I've Incorporated this wish, to have more Hulkies around more often, into Phase 2 of Hulk's, via a "live-in club" option and a team bedroom that will be made available for our Hulkies and visiting boxers.
My life revolves around two main things: Hulk's and my training. They are both the best thing and hardest thing to digest because they are so interwoven into all other aspects of my life
I take both Hulk's and my training very seriously and very personally. Hulk's occupies my business life as much as it does my personal life and today by business life got way too personal when a neighbouring store owner ticked me off. I had tried to play it calm, cool and collective, but this particular store owner and I have had several sour run-ins before, some of which I should note included me sticking up for her daughter whom at the time I had been training.
This was my Facebook status update that I posted early this afternoon:
Pardon my French but I take a TON of shit for being a business owner in Korea who is
1. a female
2. a foreigner
3. young
...especially because I'm in a sport that's been labelled "not female-appropriate" or considered a "real career path". Today the neighbouring shop owner thought it OK to so rudely dispose of their ugly couch and bags of garbage on my front entrance so I thought it OK to pick up the couch and return it to their store, along with the trash.
—feeling like this is why people shoot each other.
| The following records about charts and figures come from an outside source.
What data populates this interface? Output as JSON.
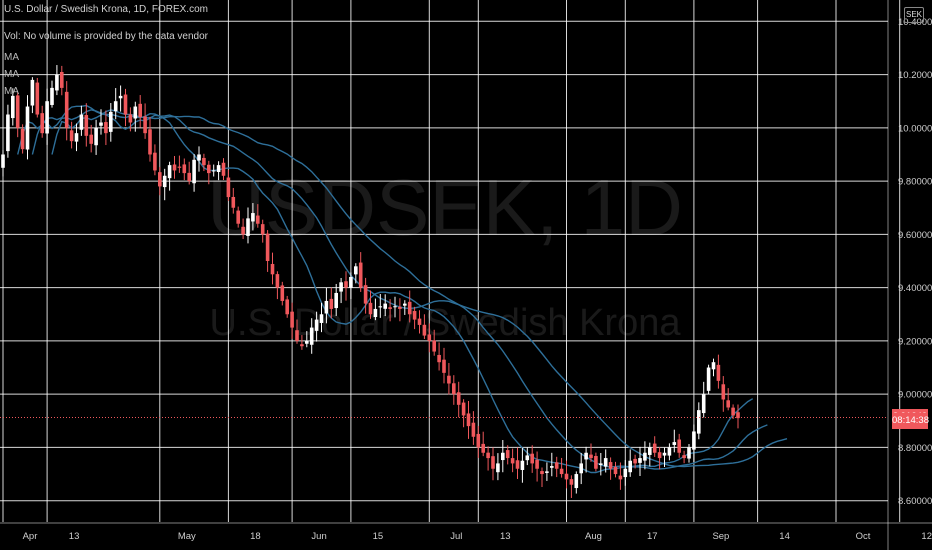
{
  "header": {
    "symbol_title": "U.S. Dollar / Swedish Krona, 1D, FOREX.com",
    "volume_note": "Vol: No volume is provided by the data vendor",
    "ma_labels": [
      "MA",
      "MA",
      "MA"
    ],
    "currency_badge": "SEK"
  },
  "watermark": {
    "line1": "USDSEK, 1D",
    "line2": "U.S. Dollar / Swedish Krona"
  },
  "price_tag": {
    "value": "8.91243",
    "countdown": "08:14:38"
  },
  "colors": {
    "up": "#ffffff",
    "down": "#f0585c",
    "ma": "#2e6f99",
    "grid": "#ffffff"
  },
  "chart_data": {
    "type": "candlestick",
    "x_tick_labels": [
      "Apr",
      "13",
      "May",
      "18",
      "Jun",
      "15",
      "Jul",
      "13",
      "Aug",
      "17",
      "Sep",
      "14",
      "Oct",
      "12"
    ],
    "y_tick_labels": [
      "8.60000",
      "8.80000",
      "9.00000",
      "9.20000",
      "9.40000",
      "9.60000",
      "9.80000",
      "10.00000",
      "10.20000",
      "10.40000"
    ],
    "ylim": [
      8.52,
      10.48
    ],
    "y_ticks": [
      8.6,
      8.8,
      9.0,
      9.2,
      9.4,
      9.6,
      9.8,
      10.0,
      10.2,
      10.4
    ],
    "last_price": 8.91243,
    "series": [
      {
        "name": "USDSEK",
        "closes": [
          9.9,
          10.05,
          10.12,
          10.0,
          9.92,
          10.08,
          10.18,
          10.05,
          9.98,
          10.1,
          10.15,
          10.2,
          10.15,
          10.0,
          9.95,
          9.98,
          10.05,
          9.97,
          9.94,
          10.0,
          10.02,
          9.98,
          10.06,
          10.1,
          10.12,
          10.05,
          10.02,
          10.08,
          10.04,
          9.98,
          9.9,
          9.84,
          9.78,
          9.82,
          9.86,
          9.84,
          9.85,
          9.83,
          9.8,
          9.88,
          9.9,
          9.86,
          9.83,
          9.84,
          9.86,
          9.82,
          9.74,
          9.7,
          9.64,
          9.6,
          9.66,
          9.68,
          9.64,
          9.6,
          9.5,
          9.45,
          9.4,
          9.35,
          9.3,
          9.25,
          9.2,
          9.18,
          9.2,
          9.25,
          9.28,
          9.3,
          9.35,
          9.32,
          9.38,
          9.42,
          9.4,
          9.44,
          9.48,
          9.4,
          9.34,
          9.3,
          9.32,
          9.33,
          9.34,
          9.32,
          9.33,
          9.32,
          9.34,
          9.3,
          9.28,
          9.26,
          9.22,
          9.2,
          9.16,
          9.12,
          9.08,
          9.04,
          9.0,
          8.96,
          8.92,
          8.88,
          8.84,
          8.8,
          8.78,
          8.76,
          8.72,
          8.74,
          8.78,
          8.76,
          8.74,
          8.72,
          8.75,
          8.77,
          8.74,
          8.72,
          8.7,
          8.71,
          8.73,
          8.72,
          8.7,
          8.68,
          8.66,
          8.7,
          8.74,
          8.78,
          8.76,
          8.72,
          8.74,
          8.76,
          8.72,
          8.7,
          8.68,
          8.72,
          8.75,
          8.74,
          8.76,
          8.78,
          8.8,
          8.78,
          8.76,
          8.78,
          8.8,
          8.82,
          8.78,
          8.76,
          8.8,
          8.86,
          8.94,
          9.0,
          9.1,
          9.12,
          9.05,
          8.98,
          8.95,
          8.92,
          8.91
        ]
      }
    ]
  }
}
I don't like this store owner. I don't like her at all. And the fact that she and I are both females and both business owners, I suppose I had assumed we could kind of relate to each other and be more supportive. No such luck. I feel embarrassed that she is a she; I never want to be the kind of female business owner that she is and I most definitely don't want to ever become that poor mentor she's proven herself to be to her younger daughter. I don't know how someone who has been so rude to me on such a continual bases can have such an incredibly sweet daughter. Her husband must be an incredible man, making up in sweetness for her sourness. It's been almost a year after I stopped training her daughter but her daughter still text messages me and occasionally asks me for food because her mother thinks the way to get her daughter to lose weight is to just not feed her properly. This drives me bonkers.
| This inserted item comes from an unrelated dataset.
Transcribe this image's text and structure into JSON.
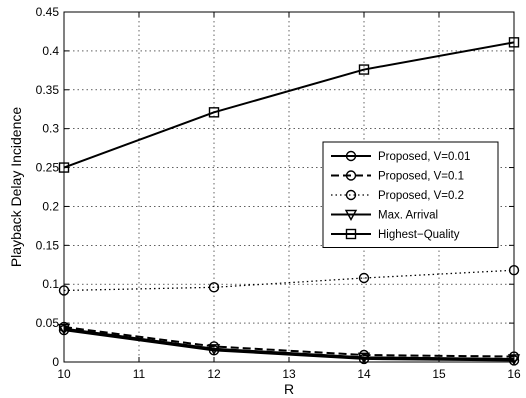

She parks in front of our no parking sign and often parks right in front of our stairs, thus blocking them. She occasionally throws her trash bags in front of our steps, greets Snickers but not me when we walk by, and she's laughed at me on numerous occasions when I've returned from running and am drowning in my own sweat. To tell you the truth, I could really care less what I look like after a workout and, if anything, I do take pride in just how down and dirty sweaty I get. For awhile there last summer she stopped walking out of her shop to laugh at me when I most randomly decided to whip off my tank top and wipe my face with it when her husband was there. "Your husband doesn't think my body looks funny!" I told her in Korean.
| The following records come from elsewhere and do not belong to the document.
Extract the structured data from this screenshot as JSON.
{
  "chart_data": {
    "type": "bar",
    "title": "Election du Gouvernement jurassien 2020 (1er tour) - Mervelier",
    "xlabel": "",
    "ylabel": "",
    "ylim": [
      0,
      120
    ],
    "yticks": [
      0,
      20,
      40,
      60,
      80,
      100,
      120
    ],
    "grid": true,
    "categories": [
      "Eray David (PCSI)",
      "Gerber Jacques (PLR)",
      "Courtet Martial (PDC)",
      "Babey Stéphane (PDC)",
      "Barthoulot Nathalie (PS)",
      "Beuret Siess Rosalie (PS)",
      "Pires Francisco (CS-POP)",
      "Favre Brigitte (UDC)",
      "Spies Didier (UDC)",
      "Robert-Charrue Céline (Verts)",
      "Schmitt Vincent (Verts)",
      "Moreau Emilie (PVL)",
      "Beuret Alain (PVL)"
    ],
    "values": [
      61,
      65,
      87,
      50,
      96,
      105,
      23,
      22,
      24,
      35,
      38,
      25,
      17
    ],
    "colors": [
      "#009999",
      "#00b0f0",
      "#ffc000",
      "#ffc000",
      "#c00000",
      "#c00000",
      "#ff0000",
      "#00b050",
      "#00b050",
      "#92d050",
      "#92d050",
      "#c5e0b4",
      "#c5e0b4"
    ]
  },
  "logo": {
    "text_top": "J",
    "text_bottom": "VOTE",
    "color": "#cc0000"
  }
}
Tonight when I closed the club, that dang ugly couch was still outside. She and her annoying friend and the neighbouring shop had dragged it outside and down the street a bit. I knew she wasn't going to remove that couch like she had told not only me but also Snickers and K-Gere -- all three of us had approached her personally about it. Her SUV was once again parked in front of our club and I seriously pondered if I could heave that ugly couch high enough above my head to put it on her roof. Instead, I dragged that couch back to her store and propped it up against her store door. I'm fully expecting her to watch her CCTV camera tape tomorrow to see how it got there and I am most definitely expecting her to stomp into Hulk's and tell me off. Hope she's expecting to deal with Snickers too though because he is beyond dealing with her nonsense.